While leeches were commonly used in the past to treat all sorts of ailments, most modern physicians have shunned the practice. In Sydney, Australia, however, a certain species of leech called Richardsonianus australis is being used as a vein center treatment for varicose veins, as well as arthritis and deep vein thrombosis.

Of course, many vein center patients balk at the idea of having a leech purposely placed on their skin, but others are gritting their teeth and allowing the practice.

In order to prevent infections from being transferred from one patient to another, the leeches are used on only one patient at a time. A farm in Victoria supplies the leeches to the facility in Australia.

How Do Leeches Work?

Their saliva contains an anticoagulant called hirudin, which prevents blood from clotting. Since varicose veins involve blood that has pooled and cannot flow properly, the leeches counteract this process, helping the pooled blood to break down and flow again. It might seem that the hirudin could be removed from the leeches, but each leech contains so little that it is not a viable alternative.

While leeches are not universally used in modern hospitals and doctor’s offices, physicians have begun to use them more frequently for their anticoagulation properties. They can cut down on blood clots, for example, after skin grafts, and they can assist in blood circulation when an organ must be reattached, such as a finger.

Some side effects from leech therapy have been noted, such as excessive bleeding, which can be treated. A bacterial infection or an allergic reaction can result in rare cases.

The History of Leech Therapy

The practice has been popular in Eastern Europe for some time and has begun to be used in the United States since leeches were called “medical devices” and approved by the Food and Drug Administration in 2004. While the practice is far from widespread, a Brooklyn, New York holistic center, for example, uses them, as well as New York’s Beth Israel Medical Center on an experimental basis. A holistic practitioner who uses leeches is called a hirudotherapist, and there are certification programs for such professionals.

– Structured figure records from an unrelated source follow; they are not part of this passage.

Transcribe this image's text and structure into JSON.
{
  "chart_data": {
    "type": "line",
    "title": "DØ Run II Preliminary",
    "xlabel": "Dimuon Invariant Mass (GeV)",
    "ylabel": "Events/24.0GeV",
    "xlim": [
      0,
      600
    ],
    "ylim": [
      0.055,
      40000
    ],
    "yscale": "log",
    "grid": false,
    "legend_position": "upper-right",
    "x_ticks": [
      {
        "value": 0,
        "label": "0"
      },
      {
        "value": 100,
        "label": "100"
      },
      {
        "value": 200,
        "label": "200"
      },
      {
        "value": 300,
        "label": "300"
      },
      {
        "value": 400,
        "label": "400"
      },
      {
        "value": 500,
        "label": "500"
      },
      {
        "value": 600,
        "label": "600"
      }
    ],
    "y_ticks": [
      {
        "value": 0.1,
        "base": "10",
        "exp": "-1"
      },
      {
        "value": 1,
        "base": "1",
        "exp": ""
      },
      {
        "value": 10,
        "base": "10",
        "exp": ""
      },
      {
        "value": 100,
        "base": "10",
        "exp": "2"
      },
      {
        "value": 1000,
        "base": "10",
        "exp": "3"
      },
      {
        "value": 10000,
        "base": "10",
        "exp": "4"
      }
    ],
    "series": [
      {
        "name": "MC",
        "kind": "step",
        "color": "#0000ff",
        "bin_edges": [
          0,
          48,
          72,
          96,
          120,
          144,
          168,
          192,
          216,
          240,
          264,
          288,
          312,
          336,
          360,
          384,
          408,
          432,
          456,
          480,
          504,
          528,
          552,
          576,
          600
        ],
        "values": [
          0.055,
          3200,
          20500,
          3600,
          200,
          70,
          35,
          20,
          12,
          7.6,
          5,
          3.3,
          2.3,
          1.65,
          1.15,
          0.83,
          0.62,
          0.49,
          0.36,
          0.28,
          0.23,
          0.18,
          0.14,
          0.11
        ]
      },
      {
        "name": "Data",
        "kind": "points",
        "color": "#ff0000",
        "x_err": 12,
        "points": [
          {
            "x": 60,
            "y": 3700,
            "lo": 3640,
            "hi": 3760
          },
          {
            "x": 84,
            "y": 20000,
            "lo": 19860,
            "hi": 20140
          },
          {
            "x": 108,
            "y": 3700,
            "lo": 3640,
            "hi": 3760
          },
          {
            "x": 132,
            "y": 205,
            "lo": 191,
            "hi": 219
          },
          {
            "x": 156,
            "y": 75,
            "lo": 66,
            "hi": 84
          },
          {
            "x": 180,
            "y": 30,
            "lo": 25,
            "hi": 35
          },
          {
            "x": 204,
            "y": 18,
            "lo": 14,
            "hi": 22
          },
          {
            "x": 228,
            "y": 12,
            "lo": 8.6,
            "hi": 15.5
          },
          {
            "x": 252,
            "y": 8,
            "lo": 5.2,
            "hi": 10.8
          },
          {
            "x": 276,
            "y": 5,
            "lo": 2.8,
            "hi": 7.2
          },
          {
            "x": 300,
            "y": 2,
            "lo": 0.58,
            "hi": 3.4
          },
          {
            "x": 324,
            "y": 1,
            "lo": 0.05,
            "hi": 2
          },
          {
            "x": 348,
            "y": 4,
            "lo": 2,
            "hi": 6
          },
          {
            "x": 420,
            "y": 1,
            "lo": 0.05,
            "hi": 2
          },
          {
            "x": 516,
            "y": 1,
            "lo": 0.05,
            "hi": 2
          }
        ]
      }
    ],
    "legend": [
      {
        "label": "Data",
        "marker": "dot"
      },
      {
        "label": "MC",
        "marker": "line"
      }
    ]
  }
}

There is evidence of the use of leeches in medicine from 3,500 years ago. Today, however, we are far away from the ancient belief that leeches can cure anything. Nevertheless, their ability to drain congested blood has proven useful for some modern physicians.

A study conducted in Mumbai, India in 1998, for example, concluded that medicinal leeches could be effective in managing varicose veins. The practice may prove useful in the future, therefore, for vein centers in New Jersey and other parts of the U.S. and the world.